In approximately 3 out of every 20 people, TRAPS can lead to amyloidosis.⁴ This is a condition in which a protein called amyloid builds up in the kidneys, eventually leading to kidney failure.⁹ But the good news is that recent advances in diagnostic techniques – which have helped to pinpoint a person’s precise type of amyloidosis, together with new medications, have meant that amyloidosis is now much more treatable than it used to be.¹⁰

References

1. Lainka E, Neudorf U, Lohse P et al. Rheumatology. 2009;48:987–91.

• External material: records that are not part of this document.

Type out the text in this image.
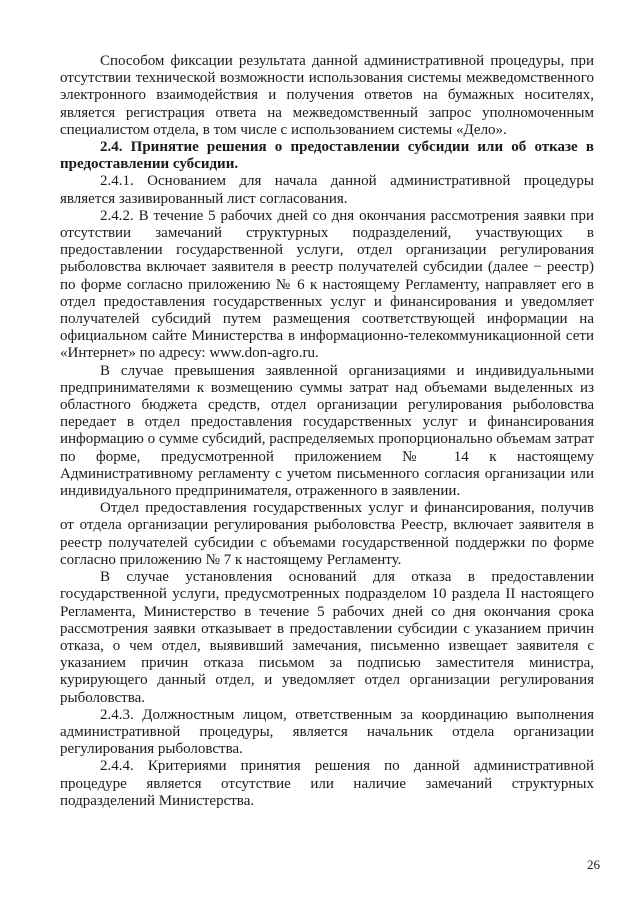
Способом фиксации результата данной административной процедуры, при отсутствии технической возможности использования системы межведомственного электронного взаимодействия и получения ответов на бумажных носителях, является регистрация ответа на межведомственный запрос уполномоченным специалистом отдела, в том числе с использованием системы «Дело».

2.4. Принятие решения о предоставлении субсидии или об отказе в предоставлении субсидии.

2.4.1. Основанием для начала данной административной процедуры является зазивированный лист согласования.

2.4.2. В течение 5 рабочих дней со дня окончания рассмотрения заявки при отсутствии замечаний структурных подразделений, участвующих в предоставлении государственной услуги, отдел организации регулирования рыболовства включает заявителя в реестр получателей субсидии (далее − реестр) по форме согласно приложению № 6 к настоящему Регламенту, направляет его в отдел предоставления государственных услуг и финансирования и уведомляет получателей субсидий путем размещения соответствующей информации на официальном сайте Министерства в информационно-телекоммуникационной сети «Интернет» по адресу: www.don-agro.ru.

В случае превышения заявленной организациями и индивидуальными предпринимателями к возмещению суммы затрат над объемами выделенных из областного бюджета средств, отдел организации регулирования рыболовства передает в отдел предоставления государственных услуг и финансирования информацию о сумме субсидий, распределяемых пропорционально объемам затрат по форме, предусмотренной приложением № 14 к настоящему Административному регламенту с учетом письменного согласия организации или индивидуального предпринимателя, отраженного в заявлении.

Отдел предоставления государственных услуг и финансирования, получив от отдела организации регулирования рыболовства Реестр, включает заявителя в реестр получателей субсидии с объемами государственной поддержки по форме согласно приложению № 7 к настоящему Регламенту.

В случае установления оснований для отказа в предоставлении государственной услуги, предусмотренных подразделом 10 раздела II настоящего Регламента, Министерство в течение 5 рабочих дней со дня окончания срока рассмотрения заявки отказывает в предоставлении субсидии с указанием причин отказа, о чем отдел, выявивший замечания, письменно извещает заявителя с указанием причин отказа письмом за подписью заместителя министра, курирующего данный отдел, и уведомляет отдел организации регулирования рыболовства.

2.4.3. Должностным лицом, ответственным за координацию выполнения административной процедуры, является начальник отдела организации регулирования рыболовства.

2.4.4. Критериями принятия решения по данной административной процедуре является отсутствие или наличие замечаний структурных подразделений Министерства.

26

2. Samuels J, Ozen S. Curr Opin Rheumatol. 2006;18:108–17.
3. Lachmann HJ, Hawkins PN. Arthritis Res Ther. 2009;11:212.
4. Savic S, Dickie LJ, Battellino M et al. Curr Opin Rheumatol. 2012;24:103–12.
5. Gattorno M, Federici S, Pelagatti MA et al. J Clin Immunol. 2008;28(suppl 1):S73–83.
6. Lachmann HJ, Papa R, Gerhold K, et al. Ann Rheum Dis. Published Online First: 21 August 2013 doi:10.1136/annrheumdis-2013-204184.
7. US National Library of Medicine. Tumor necrosis factor receptor-associated periodic syndrome. Available from: http://ghr.nlm.nih.gov/condition/tumor-necrosis-factor-receptor-associated-periodic-syndrome (accessed 2015).
8. Drenth JPH, van der Meer JWM. NEJM. 2001;345:1748–1757.
9. Dember LM. J Am Soc Nephrol. 2006;17:3458–3471.
10. Wechelekar AD. Medicine. 2008;18:391-403.
11. Ciccarelli F, De Martinis M, Ginaldi L. Curr Med Chem. 2014;21:261–269.